Love of nature and loss of home are the major themes running through all the poems, including Capra's own "Rodeo Grounds Poem." Now ecstatic, now despairing, Capra's paean to his boyhood home is full of youthful nostalgia and creative longings and features an apparently comprehensive list of all the Lower Topanga residents, with a brief characterization of each.

David Hayward expresses the anger of the residents facing loss of community at the hands of environmentalists in the opening lines of "A Rout of Squatters."

The Eco-Fascist will always oust
a verse dreamer, a phrase blower
the dreamer caught gazing thru
a sun-faded mandala
stuck on an eighty year old
windowpane forty years ago...

The grievance process for the Lower Topangans fighting relocation is underway. Capra says he doesn't see the book as a weapon in the battle, but as a tribute to the community that is at stake.

"I don't have a lot of expectation for what it can change," he says, "but I think it stands as a legacy for what this place is, and, if it goes down, what this place was. I think it's really worth remembering."

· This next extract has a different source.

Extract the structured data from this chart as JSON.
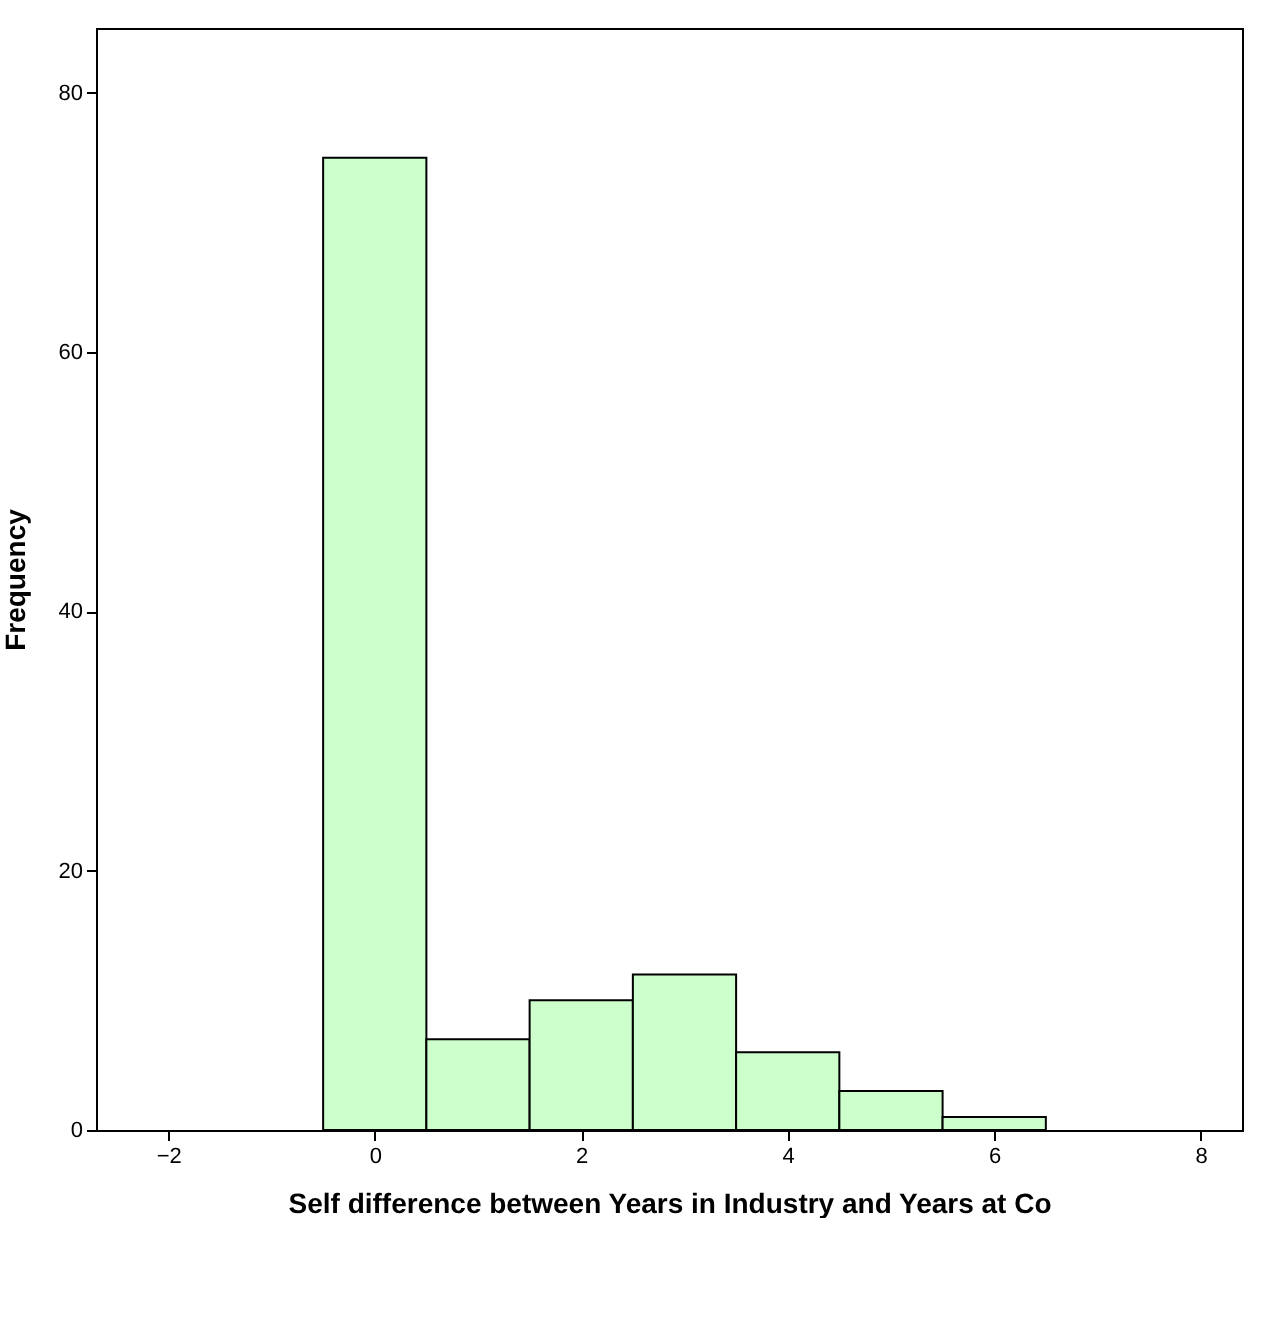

As Catherine Holliss writes wistfully in "Maybe When,"

...and when
State Parks flattens the home
the hikers will pause at the foundation
and maybe wonder who lived here
and what were their names and
dreams and deepest secrets
where are they now do they
still have a community...

Idlers of the Bamboo Grove is available for $5 at the Howell-Green Gallery, as well as at Dutton's Books in Brentwood and Vidiots in Santa Monica. There will be a reading of works in the book at the Rose Alley Theater, 318 Lincoln Boulevard in Venice at 4 p.m. on Sunday, December 1. Admission $5.